Later this week, Browsium Inc will officially launch UniBrows. I feel tempted to make a joke about cosmetic eyebrow products, but I’ll refrain. In fact, UniBrows is the IT department’s answer to Microsoft’s refusal to support the millions of enterprise line of business applications that were built for IE6, and won’t run on IE8. This is likely the biggest blocking issue for any IT department facing an upgrade from Windows XP to Windows 7. Microsoft’s stance is to ask their customers to “remediate” their applications to IE8. Remediate is a big word that means rewrite. Frankly, it’s surprising that Microsoft has chosen to abandon its customers in this fashion.

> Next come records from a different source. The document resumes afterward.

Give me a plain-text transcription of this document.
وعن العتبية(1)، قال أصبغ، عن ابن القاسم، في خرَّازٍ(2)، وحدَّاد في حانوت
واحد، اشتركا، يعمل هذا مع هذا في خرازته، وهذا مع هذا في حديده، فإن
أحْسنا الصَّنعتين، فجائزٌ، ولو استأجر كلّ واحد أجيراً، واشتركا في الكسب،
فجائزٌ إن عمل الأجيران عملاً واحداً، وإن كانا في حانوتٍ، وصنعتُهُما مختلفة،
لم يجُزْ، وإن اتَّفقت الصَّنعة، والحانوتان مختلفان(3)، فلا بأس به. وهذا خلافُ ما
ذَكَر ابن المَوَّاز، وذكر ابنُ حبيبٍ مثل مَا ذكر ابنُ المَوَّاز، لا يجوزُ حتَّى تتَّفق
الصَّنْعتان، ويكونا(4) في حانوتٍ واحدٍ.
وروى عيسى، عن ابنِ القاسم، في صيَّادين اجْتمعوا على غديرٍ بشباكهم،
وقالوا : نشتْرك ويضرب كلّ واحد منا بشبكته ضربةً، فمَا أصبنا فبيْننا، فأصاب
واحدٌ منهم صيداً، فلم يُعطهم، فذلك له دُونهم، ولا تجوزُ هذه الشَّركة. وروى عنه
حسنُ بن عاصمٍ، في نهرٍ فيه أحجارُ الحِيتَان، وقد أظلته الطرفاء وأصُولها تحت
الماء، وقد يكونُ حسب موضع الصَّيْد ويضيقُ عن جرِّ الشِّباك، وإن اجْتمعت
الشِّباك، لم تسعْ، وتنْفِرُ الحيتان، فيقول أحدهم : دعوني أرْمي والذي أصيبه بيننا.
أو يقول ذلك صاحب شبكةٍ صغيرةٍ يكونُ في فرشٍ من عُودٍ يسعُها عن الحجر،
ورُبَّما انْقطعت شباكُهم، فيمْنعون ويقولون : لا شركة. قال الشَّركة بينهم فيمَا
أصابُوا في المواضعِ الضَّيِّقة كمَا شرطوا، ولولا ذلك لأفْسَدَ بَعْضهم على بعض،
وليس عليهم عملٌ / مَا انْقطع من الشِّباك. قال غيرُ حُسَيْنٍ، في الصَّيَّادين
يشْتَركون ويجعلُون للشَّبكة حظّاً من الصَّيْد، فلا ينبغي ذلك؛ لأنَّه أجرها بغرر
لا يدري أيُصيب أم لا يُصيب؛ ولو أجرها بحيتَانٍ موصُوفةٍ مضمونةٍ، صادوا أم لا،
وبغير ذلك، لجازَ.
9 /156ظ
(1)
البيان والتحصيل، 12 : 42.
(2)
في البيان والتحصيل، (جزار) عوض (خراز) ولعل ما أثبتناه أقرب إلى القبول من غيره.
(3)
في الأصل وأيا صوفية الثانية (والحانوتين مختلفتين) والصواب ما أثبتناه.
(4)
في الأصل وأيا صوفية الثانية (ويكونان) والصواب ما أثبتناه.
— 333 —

Nevertheless, Browsium solves this problem effectively and cleanly for the IT manager. It gives the IT manager the ability to define profiles specifying settings and configurations including browser engines, java versions and so on for individual sites in the organization. When the site is loaded into IE 8, the correct browser engine (IE 6, for example) is loaded transparently to the end user.
The IT manager simply creates a profile:
Specifies the rules for the profile:
and pushes it to user.
When a user hits a site that requires the profile, that profile is loaded. It even allows individual browser tabs to load their own profiles separately from other browser engines.
UniBrows is as close to seamless as anything I’ve ever seen. It solves a huge problem for Microsoft and their customers. Priced at what can only be described as a “no-brainer” for the corporation, I predict millions of seats will be sold.